For a full QWERTY bar, the LG GW300 manages to keep its size as friendly as possible. It measures 115.5 x 61 x 12.8 mm, which makes it compact enough to fit in almost every pocket or purse. The phone is all plastic so it weighs only 95 g and feels really light.
We found that the size and weight are just about perfect for the form factor. The handset feels pretty solid and it handles comfortably.
A full QWERTY keyboard isn't something that you only find in business-oriented devices and this has been the situation for a little while now. If you aren't used to it, then brace yourself because more phones like the GW300 will be coming along in the nearest future.
The LG GW300 comes in various color variations - black, blue, red, orange, pink (some of them are market or operator dependant). Regardless of color version, the phone looks really nice (apart from the odd round knobs under the screen, which are surprisingly comfy).
The 2.4" 256K-color display of 320 x 240 pixel resolution takes half of the front panel. It's larger than most of its competitors' screens and delivers nice image quality. And luckily, unlike LG's touchscreen equipped devices, the display of the GW300 sports good (though still not excellent) sunlight legibility.
It's a bit overcrowded under the screen of the GW300 with all these 6 buttons plus the round D-pad. The aesthetics of the key design may be questionable, but they are extra thumbable and offer great user experience. We can only complain about the small-sized Call/End buttons.

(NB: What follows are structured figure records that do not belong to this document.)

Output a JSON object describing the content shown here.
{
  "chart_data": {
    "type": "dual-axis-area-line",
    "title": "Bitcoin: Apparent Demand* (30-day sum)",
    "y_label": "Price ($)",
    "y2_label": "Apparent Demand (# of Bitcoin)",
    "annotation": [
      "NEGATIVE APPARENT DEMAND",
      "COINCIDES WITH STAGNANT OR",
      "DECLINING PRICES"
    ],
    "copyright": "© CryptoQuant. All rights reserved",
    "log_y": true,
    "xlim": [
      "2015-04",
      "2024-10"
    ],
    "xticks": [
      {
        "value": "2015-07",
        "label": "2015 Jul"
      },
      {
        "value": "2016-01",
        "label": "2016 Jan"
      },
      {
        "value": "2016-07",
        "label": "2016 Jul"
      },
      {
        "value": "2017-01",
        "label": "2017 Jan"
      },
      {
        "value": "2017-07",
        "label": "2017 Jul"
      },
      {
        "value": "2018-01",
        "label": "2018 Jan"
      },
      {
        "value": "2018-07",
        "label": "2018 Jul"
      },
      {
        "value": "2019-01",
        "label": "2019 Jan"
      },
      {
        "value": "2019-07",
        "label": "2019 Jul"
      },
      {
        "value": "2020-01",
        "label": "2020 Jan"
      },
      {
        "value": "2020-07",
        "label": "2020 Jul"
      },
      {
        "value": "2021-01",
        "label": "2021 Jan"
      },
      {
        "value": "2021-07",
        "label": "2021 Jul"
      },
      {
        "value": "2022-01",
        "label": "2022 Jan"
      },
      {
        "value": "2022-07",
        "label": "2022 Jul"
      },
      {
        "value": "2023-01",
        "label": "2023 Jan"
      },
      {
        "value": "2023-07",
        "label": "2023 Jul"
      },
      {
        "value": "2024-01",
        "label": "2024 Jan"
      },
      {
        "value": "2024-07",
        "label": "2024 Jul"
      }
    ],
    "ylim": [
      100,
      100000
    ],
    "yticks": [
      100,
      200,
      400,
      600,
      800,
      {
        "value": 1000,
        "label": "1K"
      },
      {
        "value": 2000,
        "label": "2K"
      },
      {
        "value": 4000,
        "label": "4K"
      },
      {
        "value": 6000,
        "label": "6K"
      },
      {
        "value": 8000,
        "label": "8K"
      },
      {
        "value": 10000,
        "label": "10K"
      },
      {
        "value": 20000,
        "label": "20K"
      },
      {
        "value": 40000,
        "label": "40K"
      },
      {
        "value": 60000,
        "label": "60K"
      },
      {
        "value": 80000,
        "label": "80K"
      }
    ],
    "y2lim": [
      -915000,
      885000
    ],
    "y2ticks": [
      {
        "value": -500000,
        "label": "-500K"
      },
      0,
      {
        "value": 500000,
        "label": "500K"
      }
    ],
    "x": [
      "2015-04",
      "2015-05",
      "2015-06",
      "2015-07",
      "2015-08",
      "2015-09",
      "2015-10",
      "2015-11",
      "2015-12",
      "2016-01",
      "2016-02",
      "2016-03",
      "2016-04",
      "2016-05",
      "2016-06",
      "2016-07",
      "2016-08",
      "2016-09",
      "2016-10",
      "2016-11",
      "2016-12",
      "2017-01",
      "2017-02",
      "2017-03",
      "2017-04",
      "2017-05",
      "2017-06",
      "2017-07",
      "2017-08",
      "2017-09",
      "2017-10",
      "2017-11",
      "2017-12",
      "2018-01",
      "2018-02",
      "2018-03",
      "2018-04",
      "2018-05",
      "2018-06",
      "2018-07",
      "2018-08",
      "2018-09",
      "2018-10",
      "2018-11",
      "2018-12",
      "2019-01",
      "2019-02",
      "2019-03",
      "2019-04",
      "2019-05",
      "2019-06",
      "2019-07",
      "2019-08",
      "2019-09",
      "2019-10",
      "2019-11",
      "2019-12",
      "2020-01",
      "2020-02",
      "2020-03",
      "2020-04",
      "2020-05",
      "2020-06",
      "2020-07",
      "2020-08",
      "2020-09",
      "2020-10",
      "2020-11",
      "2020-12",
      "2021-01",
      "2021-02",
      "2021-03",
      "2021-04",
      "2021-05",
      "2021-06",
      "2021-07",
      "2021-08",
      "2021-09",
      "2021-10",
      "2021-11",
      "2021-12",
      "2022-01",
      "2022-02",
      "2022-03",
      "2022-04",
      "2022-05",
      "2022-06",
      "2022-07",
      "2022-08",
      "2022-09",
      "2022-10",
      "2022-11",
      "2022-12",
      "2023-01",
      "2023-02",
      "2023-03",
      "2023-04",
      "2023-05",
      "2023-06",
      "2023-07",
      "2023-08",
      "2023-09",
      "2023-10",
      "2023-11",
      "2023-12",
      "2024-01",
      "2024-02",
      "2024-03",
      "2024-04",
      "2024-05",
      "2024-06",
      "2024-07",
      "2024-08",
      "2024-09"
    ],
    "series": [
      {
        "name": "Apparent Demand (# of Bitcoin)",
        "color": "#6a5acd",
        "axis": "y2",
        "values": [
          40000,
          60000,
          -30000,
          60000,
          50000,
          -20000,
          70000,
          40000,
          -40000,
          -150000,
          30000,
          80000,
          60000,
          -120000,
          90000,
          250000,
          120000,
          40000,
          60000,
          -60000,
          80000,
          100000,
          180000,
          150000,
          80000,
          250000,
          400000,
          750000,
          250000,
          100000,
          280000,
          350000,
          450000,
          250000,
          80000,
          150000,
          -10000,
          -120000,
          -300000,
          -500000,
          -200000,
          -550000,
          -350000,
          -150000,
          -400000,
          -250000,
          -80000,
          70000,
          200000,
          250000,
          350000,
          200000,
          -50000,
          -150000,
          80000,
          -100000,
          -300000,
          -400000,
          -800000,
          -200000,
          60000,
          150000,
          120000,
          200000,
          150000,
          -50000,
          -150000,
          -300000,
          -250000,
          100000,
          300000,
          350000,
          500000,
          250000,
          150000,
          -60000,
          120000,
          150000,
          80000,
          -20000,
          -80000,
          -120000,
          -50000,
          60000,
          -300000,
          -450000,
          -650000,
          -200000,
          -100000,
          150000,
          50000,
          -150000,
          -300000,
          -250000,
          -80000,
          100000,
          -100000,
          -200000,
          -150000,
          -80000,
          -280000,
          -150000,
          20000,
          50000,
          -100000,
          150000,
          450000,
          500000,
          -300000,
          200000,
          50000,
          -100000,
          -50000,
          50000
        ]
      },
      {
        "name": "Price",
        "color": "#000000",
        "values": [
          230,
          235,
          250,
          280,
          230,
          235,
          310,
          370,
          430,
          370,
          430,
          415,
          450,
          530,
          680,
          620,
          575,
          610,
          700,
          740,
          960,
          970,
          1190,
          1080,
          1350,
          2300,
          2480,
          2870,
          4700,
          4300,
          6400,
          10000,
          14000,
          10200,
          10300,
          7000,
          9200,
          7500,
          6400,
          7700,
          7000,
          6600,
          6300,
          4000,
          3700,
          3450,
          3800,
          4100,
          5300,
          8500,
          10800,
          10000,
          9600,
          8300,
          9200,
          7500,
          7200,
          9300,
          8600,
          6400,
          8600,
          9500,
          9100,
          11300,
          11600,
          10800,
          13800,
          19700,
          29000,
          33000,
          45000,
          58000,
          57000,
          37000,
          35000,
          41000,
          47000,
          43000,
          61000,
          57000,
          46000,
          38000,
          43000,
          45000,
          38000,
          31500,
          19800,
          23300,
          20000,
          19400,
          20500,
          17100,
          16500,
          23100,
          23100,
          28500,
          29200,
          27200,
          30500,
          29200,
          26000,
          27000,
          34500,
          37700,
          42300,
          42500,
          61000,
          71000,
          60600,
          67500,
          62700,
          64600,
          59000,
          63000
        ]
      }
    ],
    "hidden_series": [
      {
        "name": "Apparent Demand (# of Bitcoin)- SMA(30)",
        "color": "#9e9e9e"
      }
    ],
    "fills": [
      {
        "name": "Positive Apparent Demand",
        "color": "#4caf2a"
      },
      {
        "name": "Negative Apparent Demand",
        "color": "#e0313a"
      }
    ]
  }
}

LG GW300 has a very friendly four-row QWERTY keypad with excellent touch orientation. The keys look and feel just like those on the Nokia E71. The even backlighting guarantees hassle-free typing in the dark and there is even a dedicated shortcut to the message composer.
We had no Nokia E71 available at the office during our time with the GW300 but we did manage to shoot some face to face pics with the E72.
On the left-hand side we find the volume rocker and the microSD card slot. The phone should support up to 4GB cards, however, our unit handled a 16GB microSD card hassle-free. A plastic lid covers the card slot to keep away dirt and grime.
On the right-hand side there is only a camera shutter key. It's not really needed as the camera doesn't have auto focus and the D-pad would have been enough.
The standard 3.5mm audio jack and the microUSB port are on top of the device. The microUSB port is used both for data transfers and charging as part of the global LG portfolio shift to the more standardized connector.
The loudspeaker and the camera lens are easily visible on the back of the device. The 2 megapixel snapper of the GW300 doesn't have a flash but the real big loss is autofocus (along with the low resolution, of course).
Removing the battery cover is a breeze - you simply press the dedicated button to eject the cover. Underneath is the 900 mAh Li-Ion battery.
The LG GW300 is said to offer up to 5 h of talk time and up to 400 h of standby time. In reality, the device stayed up and running for 3 full days.
We are happy with the ergonomics of the LG GW300, especially with the QWERTY keyboard. The GW300 looks a bit cheap but its overall build quality is fine. The only cause for complaint is the quiet creaking sound produced by the battery cover.